A decade ago, when I was first working out how to grow things on my balcony and trying to understand the difference between an annual and a perennial, rose pruning seemed an impossibility. To me it represented everything about the (slightly scary) horticultural old guard that I just could not relate to. Foam kneelers! Beige anoraks! Chelsea flower show tickets! It all felt a world away from the straggly mint I was trying to keep alive on a concrete ledge.
Fast forward 10 years and I am now the kind of person who fantasises about giving that unloved rose peering over the neighbour’s garden wall a good prune.

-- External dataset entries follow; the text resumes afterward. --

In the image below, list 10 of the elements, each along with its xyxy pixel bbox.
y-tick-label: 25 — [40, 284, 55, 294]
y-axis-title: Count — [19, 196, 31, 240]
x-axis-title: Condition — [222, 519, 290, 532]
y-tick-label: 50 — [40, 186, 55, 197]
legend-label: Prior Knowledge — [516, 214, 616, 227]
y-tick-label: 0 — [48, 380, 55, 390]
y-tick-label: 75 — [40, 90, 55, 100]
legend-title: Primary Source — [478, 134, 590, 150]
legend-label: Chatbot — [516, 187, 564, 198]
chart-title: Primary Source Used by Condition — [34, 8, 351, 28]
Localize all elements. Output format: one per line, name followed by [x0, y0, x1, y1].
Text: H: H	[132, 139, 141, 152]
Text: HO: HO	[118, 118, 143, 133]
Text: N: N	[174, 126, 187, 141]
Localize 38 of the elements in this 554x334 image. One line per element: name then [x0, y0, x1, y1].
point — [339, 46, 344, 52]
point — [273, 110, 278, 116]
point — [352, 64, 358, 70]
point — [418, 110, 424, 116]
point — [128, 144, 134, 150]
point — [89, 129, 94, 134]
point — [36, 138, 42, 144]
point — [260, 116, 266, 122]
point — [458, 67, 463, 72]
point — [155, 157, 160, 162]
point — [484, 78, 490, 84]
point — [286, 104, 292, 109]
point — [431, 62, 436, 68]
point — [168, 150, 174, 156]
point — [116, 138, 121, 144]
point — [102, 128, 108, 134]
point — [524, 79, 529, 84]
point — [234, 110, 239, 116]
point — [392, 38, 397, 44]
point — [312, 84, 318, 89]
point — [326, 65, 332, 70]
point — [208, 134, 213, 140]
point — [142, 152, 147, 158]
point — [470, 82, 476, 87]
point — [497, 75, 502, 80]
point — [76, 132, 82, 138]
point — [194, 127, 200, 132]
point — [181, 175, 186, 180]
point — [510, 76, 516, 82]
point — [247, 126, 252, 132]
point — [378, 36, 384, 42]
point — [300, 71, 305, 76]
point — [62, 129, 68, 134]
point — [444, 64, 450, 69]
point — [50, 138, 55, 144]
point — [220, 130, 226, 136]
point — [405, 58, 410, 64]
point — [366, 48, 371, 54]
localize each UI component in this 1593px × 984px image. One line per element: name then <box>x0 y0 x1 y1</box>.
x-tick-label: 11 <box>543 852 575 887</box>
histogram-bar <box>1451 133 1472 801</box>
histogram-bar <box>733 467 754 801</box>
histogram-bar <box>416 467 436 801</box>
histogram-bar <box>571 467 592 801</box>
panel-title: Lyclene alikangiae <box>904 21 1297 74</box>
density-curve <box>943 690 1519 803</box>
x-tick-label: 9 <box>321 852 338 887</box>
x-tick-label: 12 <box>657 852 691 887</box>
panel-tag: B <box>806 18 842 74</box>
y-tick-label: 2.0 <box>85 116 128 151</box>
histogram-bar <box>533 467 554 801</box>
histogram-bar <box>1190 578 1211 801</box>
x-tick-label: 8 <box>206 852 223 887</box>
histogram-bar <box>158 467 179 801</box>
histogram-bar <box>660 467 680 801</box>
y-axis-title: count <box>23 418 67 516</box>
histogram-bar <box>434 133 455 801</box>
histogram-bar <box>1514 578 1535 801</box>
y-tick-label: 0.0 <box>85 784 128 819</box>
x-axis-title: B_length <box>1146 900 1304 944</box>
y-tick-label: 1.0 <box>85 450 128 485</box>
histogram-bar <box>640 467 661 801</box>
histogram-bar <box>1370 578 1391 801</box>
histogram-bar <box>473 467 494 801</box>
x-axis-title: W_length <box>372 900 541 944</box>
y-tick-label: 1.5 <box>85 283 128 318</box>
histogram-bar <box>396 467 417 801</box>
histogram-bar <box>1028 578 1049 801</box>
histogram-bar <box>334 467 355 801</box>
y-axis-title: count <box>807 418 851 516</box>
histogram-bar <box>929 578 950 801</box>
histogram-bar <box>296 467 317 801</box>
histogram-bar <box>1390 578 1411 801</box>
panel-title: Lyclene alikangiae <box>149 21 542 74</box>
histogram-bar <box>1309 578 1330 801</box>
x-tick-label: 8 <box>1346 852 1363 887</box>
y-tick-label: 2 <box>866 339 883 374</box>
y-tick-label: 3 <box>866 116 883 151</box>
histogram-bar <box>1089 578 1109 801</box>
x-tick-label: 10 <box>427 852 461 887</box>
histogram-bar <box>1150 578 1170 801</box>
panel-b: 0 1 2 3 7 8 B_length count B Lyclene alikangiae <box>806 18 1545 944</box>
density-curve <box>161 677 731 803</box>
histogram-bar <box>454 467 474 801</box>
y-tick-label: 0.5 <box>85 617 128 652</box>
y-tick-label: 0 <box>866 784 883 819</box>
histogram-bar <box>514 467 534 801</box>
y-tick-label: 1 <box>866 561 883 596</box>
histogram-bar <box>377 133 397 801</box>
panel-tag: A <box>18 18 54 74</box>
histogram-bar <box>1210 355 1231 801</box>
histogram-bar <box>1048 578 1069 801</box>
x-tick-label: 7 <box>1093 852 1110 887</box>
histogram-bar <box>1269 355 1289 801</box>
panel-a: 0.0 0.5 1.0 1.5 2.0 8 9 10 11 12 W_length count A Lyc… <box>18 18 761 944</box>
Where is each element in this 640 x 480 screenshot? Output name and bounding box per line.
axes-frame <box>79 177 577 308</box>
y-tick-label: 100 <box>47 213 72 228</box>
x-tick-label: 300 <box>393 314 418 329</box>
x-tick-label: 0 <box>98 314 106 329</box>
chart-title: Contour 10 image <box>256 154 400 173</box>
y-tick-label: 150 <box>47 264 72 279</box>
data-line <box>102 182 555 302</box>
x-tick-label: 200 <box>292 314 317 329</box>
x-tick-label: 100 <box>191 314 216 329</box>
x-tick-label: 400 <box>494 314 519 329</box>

February may be the time when scarlet stems fill up sad buckets in supermarkets and petrol stations (it would be much better if people gave their Valentines seasonal flowers), but for me it’s time for rose planting – and pruning – in the garden.
A few years ago I spent 14 February planting a bare root rose. I have since moved it a couple of times but it’s now coming along nicely – and it’s high time I got snipping.
If you want to plant a rose, bare roots are the cheapest and most gratifying way to do it. They arrive looking unfathomable: £25 for a stick in a bag – what kind of scam is this! And yet if you dunk it in a bucket of water for a few days – or weeks, as is often the case outside my back door – before planting it in the ground with a good spadeful of compost (and some mycorrhizal fungi if you’re feeling flush), you’ll have flowers within months. It’s a miracle.
The choice can be overwhelming, so it’s best to think about your priorities: smell, shape, colour, spread and tolerance. Most roses demand a lot of sunlight – something my north-facing garden often struggles to offer – which whittled down the options. Then I wanted something that would smell heavenly and climb a wall, rather than grow into a bush, in the perfect shade of pale pink. ‘The Generous Gardener’ – a David Austin rose that has an old-fashioned smell and blousy blooms – fitted the bill.
Now that it’s in its third year, I’ll be pruning it back heavily to encourage stems, and the flowers to come, over the arbour rather than into the air above the garden wall.
When you see new growth appear on your roses, it’s time to prune. There’s a lot of science out there on how to do it, much of it debunked (you could take a chainsaw to your roses if you really wanted), but in essence: cut back anything that is dead, dying, damaged and diseased, as well as anything that’s irritating you because of how it’s growing. Then sit back, have a cuppa, and think of the summer to come.